À 36 ans, il termine un roman, ébauché à l'adolescence, La ferme d'en bas, devenu un classique de la littérature populaire.
Jacques Mazeau est l'auteur de romans qui se déroulent en milieu paysan et provincial :
    La Dénonciation
    La Rumeur du soir
    De l'autre côté de la rivière
    Le Pré aux corbeaux
    La Ferme d'en bas
    La Druzina
    La Malédiction de Bellary
    L'Or des Maures
    Terre de sang
    Mensonges
    La Ferme de l'enfer
    Le Vent de la colère
    (Second volet de La Ferme de l'enfer)
Il a également écrit de nombreux documents, notamment sur le monde du cinéma et de l'audiovisuel :
    Les destins tragiques du cinéma
    Le guide pratique des radios libres
    Les acteurs contemporains français
    Les acteurs contemporains étrangers
Autres titres de Jacques Mazeau
Extrait

1


Emma s'éveilla brusquement, échappant à un cauchemar dont ne lui restaient que quelques bribes en mémoire. Haletante, elle courait dans un champ labouré, poursuivie par un homme. Émile ? Elle se rassura. Ce n'était peut-être pas lui…
Elle se tourna vers Louis qui dormait nu à son côté.
À la lueur du feu qui mourait dans l'âtre, elle pouvait distinguer les courbes de son corps, fin et musculeux. Elle s'abstint de le réveiller pour faire l'amour. D'ailleurs, elle n'avait pas la tête à cela. Trop d'émotions, de questions, d'inquiétudes l'assaillaient pour les ignorer.
La disparition d'Émile avait créé une situation nouvelle qu'elle se devait de maîtriser. C'était d'autant plus urgent qu'une sensation de danger, diffuse mais dérangeante, ne la quittait plus depuis l'enterrement. Comme si elle avait oublié quelque chose, quelqu'un, un détail qui lui interdisait d'être totalement sereine…
Pourtant, l'avenir s'annonçait plutôt radieux. Dans quelques jours, elle connaîtrait le contenu de l'héritage, dont elle ne doutait pas qu'elle en recevrait la plus grande part. Excepté Margot, peut-être Armand, qui d'autre à La Vernière pouvait prétendre obtenir quelque chose ?
Cette certitude lui ouvrait un espace illimité de rêves et de projets sur lesquels elle s'arrêta pour le seul plaisir de jouir de sa nouvelle puissance et de la sensation de liberté qui en découle.
Elle éprouvait le besoin de se montrer généreuse envers les vivants, mais aussi les morts.

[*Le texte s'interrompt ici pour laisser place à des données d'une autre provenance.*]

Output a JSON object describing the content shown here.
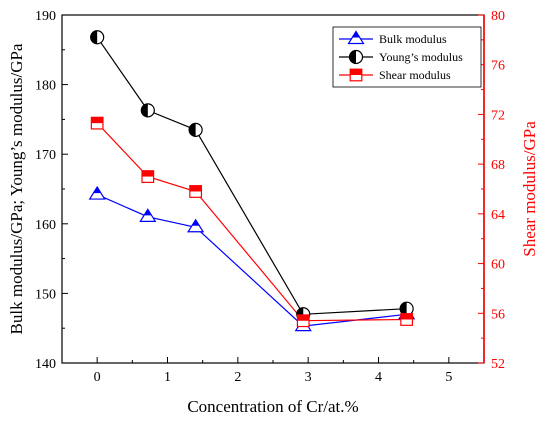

D'abord, elle ferait reconstruire la maison des Quatre-Vents dans laquelle elle logerait Armand et Margot. Un symbole auquel elle tenait, dans la mesure où sa mère et Maxime y avaient passé des moments heureux. Elle entreprendrait aussi des travaux dans le logis des ouvriers pour y installer le chauffage et des sanitaires convenables.
Envers sa mère et Maxime, elle se montrerait également reconnaissante post mortem. Avec Louis, elle effectuerait son voyage de noces à Venise afin de mettre ses pas dans ceux de sa mère, avant de rejoindre l'Afrique pour faire rapatrier son corps.
Enfin, elle lui offrirait une place de choix au cimetière, ainsi qu'une tombe en marbre sur laquelle elle ferait graver son nom et celui de Maxime. Cela afin d'honorer leur amour.
Songer à sa mère réveilla une frustration dont elle ne s'était jamais libérée. Qui était cette femme ? Quels étaient ses motivations, ses sentiments, ses pensées ? Depuis la mort d'Émile, ces questions la tarabustaient sans qu'elle pût y apporter de réponse.
C'était d'autant plus difficile que les aveux signés de Jeanne, selon lesquels elle aurait tué Maxime, étaient venus brouiller ses propres certitudes. Le fait que Margot avait brûlé la lettre précipitamment n'avait rien arrangé. Était-ce parce que la servante savait que Jeanne était coupable de cet assassinat, ou bien, comme elle le prétendait, parce que ce n'était qu'un tissu de bêtises ?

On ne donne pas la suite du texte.